Dynamics of stacking faults luminescence in GaN/Si nanowires

Abstract

Evidences are shown that excitons at stacking faults (SFs) in GaN nanowires (NWs) behave like 2-dimentional particles in quantum wells. The SFs were studied in samples of coalescent GaN nanowires grown on silicon substrate. They emit strong luminescence at room temperature what promises possible applications of SF for light emitting devices. At 4K, the NWs exhibit sharp near-bandgap luminescence with the strongest signal from donor-bound excitons (DX) at 3.471eV and from stacking faults (SF) at 3.42eV. Observations of the SF dynamics show spectral diffusion of energy in time (shift up to ΔEd=8meV) and S-shaped energy–temperature dependence.
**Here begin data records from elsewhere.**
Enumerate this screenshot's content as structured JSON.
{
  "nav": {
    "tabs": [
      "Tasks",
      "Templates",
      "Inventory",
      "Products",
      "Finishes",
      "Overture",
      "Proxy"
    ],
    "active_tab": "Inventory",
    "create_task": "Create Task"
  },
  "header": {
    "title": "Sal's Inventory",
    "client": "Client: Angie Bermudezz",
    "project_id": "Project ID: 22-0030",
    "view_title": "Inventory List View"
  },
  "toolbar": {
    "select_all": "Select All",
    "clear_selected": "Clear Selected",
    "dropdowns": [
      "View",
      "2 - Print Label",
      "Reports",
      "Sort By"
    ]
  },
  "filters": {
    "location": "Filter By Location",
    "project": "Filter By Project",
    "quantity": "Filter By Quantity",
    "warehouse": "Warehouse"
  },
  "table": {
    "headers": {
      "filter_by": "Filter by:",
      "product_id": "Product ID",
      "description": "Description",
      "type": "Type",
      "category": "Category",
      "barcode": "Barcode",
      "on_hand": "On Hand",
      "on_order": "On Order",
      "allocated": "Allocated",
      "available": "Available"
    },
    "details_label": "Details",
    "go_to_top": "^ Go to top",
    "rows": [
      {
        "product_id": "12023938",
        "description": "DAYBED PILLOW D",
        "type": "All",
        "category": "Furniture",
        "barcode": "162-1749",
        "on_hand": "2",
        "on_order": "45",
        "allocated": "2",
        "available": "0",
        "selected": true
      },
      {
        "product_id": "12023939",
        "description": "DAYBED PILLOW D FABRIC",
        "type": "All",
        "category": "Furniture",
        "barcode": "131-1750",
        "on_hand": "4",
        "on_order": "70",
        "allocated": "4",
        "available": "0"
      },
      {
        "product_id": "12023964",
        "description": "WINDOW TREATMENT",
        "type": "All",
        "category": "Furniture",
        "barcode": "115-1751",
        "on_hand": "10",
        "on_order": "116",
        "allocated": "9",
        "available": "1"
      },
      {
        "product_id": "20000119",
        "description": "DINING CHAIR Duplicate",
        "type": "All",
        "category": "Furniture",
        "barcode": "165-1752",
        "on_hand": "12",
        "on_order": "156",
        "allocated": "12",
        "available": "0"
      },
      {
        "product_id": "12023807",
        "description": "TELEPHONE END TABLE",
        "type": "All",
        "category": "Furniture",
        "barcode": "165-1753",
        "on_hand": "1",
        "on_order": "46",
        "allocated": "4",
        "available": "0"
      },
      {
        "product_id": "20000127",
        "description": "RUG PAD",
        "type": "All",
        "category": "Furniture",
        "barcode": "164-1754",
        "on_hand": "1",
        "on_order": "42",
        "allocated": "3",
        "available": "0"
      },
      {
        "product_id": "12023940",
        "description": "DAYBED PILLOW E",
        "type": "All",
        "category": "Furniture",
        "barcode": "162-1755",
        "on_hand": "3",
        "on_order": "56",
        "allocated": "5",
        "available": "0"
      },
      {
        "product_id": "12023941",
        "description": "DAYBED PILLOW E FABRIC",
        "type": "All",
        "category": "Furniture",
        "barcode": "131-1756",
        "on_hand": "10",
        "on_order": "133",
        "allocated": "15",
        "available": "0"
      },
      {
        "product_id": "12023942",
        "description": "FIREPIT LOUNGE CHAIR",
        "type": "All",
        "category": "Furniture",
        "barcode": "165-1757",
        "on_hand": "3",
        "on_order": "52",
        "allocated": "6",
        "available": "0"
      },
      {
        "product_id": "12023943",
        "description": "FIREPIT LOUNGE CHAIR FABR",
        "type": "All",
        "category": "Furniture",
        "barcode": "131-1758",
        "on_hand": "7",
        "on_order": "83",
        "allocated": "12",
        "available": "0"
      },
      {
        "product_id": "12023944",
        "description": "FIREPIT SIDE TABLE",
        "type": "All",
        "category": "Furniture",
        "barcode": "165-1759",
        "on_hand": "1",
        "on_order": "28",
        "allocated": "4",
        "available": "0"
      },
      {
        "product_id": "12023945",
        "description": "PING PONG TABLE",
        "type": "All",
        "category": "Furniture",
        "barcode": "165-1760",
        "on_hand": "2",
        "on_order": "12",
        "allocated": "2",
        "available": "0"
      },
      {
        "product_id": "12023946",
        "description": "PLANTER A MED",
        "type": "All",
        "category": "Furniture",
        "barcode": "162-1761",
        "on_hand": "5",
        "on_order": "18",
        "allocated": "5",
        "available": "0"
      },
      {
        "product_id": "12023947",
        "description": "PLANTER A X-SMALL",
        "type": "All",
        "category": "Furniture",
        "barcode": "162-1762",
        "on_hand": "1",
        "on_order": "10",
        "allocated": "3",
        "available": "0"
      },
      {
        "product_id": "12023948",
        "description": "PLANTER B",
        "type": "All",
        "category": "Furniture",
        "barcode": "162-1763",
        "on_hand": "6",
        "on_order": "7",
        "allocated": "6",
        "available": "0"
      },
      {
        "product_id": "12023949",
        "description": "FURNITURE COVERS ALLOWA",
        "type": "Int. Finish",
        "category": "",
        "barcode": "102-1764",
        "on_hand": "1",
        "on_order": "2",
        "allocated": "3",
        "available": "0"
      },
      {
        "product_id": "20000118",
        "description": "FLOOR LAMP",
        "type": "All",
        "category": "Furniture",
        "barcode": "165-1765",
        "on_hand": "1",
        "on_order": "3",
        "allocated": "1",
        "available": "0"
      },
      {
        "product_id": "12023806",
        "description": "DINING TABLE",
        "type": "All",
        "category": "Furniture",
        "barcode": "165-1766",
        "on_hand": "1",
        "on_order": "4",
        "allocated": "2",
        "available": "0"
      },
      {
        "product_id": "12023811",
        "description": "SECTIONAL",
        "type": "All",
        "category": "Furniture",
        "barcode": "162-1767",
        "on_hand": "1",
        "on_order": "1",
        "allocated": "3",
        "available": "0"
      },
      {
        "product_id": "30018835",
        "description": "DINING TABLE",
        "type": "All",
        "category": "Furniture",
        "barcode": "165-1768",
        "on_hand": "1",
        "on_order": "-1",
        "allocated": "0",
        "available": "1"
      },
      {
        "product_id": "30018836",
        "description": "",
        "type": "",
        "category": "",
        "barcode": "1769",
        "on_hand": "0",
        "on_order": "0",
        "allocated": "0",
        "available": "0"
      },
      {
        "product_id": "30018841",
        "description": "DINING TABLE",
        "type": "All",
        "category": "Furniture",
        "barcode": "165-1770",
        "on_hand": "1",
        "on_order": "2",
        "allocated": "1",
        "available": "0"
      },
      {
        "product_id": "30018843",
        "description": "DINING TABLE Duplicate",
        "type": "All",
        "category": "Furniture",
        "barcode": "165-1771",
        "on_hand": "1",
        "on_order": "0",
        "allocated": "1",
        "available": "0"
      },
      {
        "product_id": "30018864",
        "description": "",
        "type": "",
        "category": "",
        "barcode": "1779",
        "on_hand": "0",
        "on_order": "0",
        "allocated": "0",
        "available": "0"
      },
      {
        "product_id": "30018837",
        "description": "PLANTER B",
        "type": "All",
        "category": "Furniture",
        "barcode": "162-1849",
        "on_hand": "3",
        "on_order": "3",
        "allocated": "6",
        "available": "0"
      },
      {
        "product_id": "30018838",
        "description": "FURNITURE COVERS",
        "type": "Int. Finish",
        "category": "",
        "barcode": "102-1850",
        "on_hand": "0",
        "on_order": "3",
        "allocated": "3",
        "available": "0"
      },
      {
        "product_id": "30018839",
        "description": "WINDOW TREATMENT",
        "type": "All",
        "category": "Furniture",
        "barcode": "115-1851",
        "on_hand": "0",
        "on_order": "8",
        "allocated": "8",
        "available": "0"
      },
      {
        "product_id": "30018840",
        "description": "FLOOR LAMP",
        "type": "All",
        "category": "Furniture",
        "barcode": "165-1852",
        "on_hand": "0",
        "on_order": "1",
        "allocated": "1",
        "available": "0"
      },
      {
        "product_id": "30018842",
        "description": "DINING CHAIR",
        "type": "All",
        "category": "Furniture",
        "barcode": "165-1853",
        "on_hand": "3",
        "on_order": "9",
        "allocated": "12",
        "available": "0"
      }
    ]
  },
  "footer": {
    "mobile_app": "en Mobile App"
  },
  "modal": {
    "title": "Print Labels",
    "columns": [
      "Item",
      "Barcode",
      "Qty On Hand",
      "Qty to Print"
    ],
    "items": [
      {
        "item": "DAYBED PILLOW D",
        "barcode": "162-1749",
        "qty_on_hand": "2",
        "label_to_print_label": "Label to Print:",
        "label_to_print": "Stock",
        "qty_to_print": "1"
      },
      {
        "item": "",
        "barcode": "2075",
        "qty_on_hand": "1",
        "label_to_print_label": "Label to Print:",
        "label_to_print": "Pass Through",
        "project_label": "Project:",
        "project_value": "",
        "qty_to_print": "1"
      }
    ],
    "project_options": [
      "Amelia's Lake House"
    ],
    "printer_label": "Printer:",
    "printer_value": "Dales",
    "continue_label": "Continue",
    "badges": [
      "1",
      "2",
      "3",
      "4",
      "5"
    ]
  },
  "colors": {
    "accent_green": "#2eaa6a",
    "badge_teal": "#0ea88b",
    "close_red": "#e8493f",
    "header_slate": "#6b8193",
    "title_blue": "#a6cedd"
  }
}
Both these features are often reported as characteristic for quantum wells.Moreover we report on two dynamical effects, which confirm two-dimensional character of excitons in SFs. First, decrease of radiative recombination rate at higher temperature rR =1/(αT+t0), shows that excitons have momentum. Second, the SF luminescence peak has an exponential slope, i.e. is similar to thermal distribution, which points to kinetic energy of the excitons. The effective temperature calculated from the shape of the SF peak was in the range of few tens of Kelvins. It decreased in time with the cooling time τC=0.37±0.05ns.